The Open-Wound
Thank goodness for therapists.
My therapist, B, very gently suggested in our session the other day when I was having a not-so-easy time, “we all fear the unknown because we, as humans, crave to know what we don’t know.” How true is that? Can you remember a time when existing in the unknown felt particularly painful? Well, my most recent time was last Wednesday, in therapy, creating a situation born out of my own fear and my past–a wound I compulsively picked at, mindlessly wiping the blood up each time, and wondering why the scab wouldn’t just heal over.
In AA, I learned about fear spiraling–tracing your deepest, darkest fear to its center. When you get to the center, things no longer feel as scary because once you’ve seen the very worst thing that can happen, often times it’s easier to comprehend what is actually happening vs. what we are superimposing onto our reality due to past trauma and anxiety. B says in therapy, they call it “riding the wave.” As in, you feel your way through the lows and the highs, but you fight the bodies invitation to react–instead you act as a spectator, considering the act before you, but not commenting on it.
I tend to take a hot shower whenever I start feeling out of control, overwhelmed, and/or any other emotion which leaves me feeling compulsive and like a rapidly growing unease (picture Alice as she suddenly starts to grow way too big for her house). Whatever you call it, the goal is the same: make you feel through your fear before you fear through it. When flight or fright has been activated with an overwhelming intensity repeatedly, it can be difficult to know if the feelings of doubt, confusion, dreariness, _____ insert other emotion here, come from your gut (that all-knowing, truth-telling hum) or your collaged fear + trauma which work in tandem to flip the hyper-intense can’t-handle-this-must-abort place.
How many times have you thought to yourself, maybe I just need a pause?
Maybe this yes needs to be a no!
Maybe, I need to ask a different question.
Maybe, I need to act instead of react.
Maybe, I need to sleep on it.
Maybe, I need to ask for help.
Maybe, I need to pray on it.
Maybe, I need to think about what I know vs. what I think I know.
Maybe, my doubt is actually the Devil.
When we act out of fear, we act from a scarred place.
Picture an open wound. Exposed too soon, it gathers dust and grit. You’re more prone to reopening the unhealed tissue perhaps even leading to an infection.

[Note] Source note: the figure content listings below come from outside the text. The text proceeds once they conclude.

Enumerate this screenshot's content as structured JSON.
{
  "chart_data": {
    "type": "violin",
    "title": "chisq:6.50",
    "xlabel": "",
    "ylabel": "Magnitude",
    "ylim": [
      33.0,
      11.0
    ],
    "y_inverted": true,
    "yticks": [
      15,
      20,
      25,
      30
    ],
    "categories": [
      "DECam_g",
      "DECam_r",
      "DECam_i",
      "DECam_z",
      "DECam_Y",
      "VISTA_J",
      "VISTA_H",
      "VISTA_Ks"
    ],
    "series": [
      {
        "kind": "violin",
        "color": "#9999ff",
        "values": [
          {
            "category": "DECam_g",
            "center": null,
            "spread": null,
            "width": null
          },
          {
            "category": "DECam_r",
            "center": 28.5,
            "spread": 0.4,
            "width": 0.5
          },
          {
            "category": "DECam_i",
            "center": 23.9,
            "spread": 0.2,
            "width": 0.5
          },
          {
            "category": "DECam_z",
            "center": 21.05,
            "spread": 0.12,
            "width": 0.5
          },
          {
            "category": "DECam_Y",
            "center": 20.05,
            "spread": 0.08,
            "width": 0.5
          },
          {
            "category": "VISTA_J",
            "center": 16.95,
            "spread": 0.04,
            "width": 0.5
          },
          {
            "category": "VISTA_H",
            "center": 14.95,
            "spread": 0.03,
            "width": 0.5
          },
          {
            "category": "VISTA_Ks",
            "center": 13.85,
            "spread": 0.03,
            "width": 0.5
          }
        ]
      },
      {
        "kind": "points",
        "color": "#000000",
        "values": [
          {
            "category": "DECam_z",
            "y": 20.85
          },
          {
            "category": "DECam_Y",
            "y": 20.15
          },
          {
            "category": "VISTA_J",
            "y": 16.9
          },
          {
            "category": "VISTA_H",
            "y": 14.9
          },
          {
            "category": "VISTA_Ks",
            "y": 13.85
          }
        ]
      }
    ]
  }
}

When we operate with fear in the driver’s seat, we operate as if we are an open wound.
How do we heal?
We operate from a place of faith. God can help soothe us way better than we can. We can apply some antiseptic. Perhaps, we need to use a bandage and give the wound a few extra days of TLC. Perhaps, we are left with a scar. Perhaps, nothing at all, but the memory of what once was.
I once sat in an Al Anon meeting. The meeting ended at 9:00pm. At 8:50 the doors opened and a woman ran through. Upon sitting down, she raised her hand and asked to share. What she said has resonated with me since I first heard her words almost 10 years ago: “I decide when I want to start this day over again. I am deciding to begin again.“
We may have spent all day living in fear, but perhaps a talk with a trusted confident, a walk outside in the sunshine, a yummy meal, and/or just a change of heart allows us to put down the heavy baggage of fear and pickup the light, humbling experience of faith.
Faith doesn’t make everything easy or okay, but it allows us to see the proverbial light at the end of the tunnel and communicate from a healed place vs. a wounded place.
Ever hear that saying, the only way out is through? The only way we get to a similar place to that woman from my meeting is through being intentional about how we come at life. Her choice is attainable by every single one of us. Often times, our fear lies to us way louder than our truth ever speaks. Learn to tune into your truth even if that means dialing up the volume WAY loud. I remember my first day of college how loud and colorful and frankly embarrassing the move-in process was, but I easily figured out where I had to go, what I had to do, and I never forgot all of the boas and sparkly pom poms. (I went to Emerson College in Boston in case you’re curious). Come at your fear like a RA on move-in day: adamantly, excitedly, and with way more sparkle than you think necessary.
Another way to look at fear vs. faith is to look at the writing process.
We must reread our work before hitting publish.
We must make edits where needed.
If we need to issue a correction to a previous day’s work, we can do so knowing we know more now than we did then.
Trying to operate through life without faith is like baking a cake without the flour and eggs. The ingredients which hold the cake together are necessary likewise faith holds us up and without it we fall into our own devices which often lead us down dicey roads, extreme feelings of discomfort, and even self-soothing via any means necessary like drugs and alcohol.
We don’t get to decide what happens to us, but we do get to decide how we act. When we make the active choice to work on God’s time, our margin for error shrinks, our wounds heal, and we no longer act out from fear, but in from love with great care.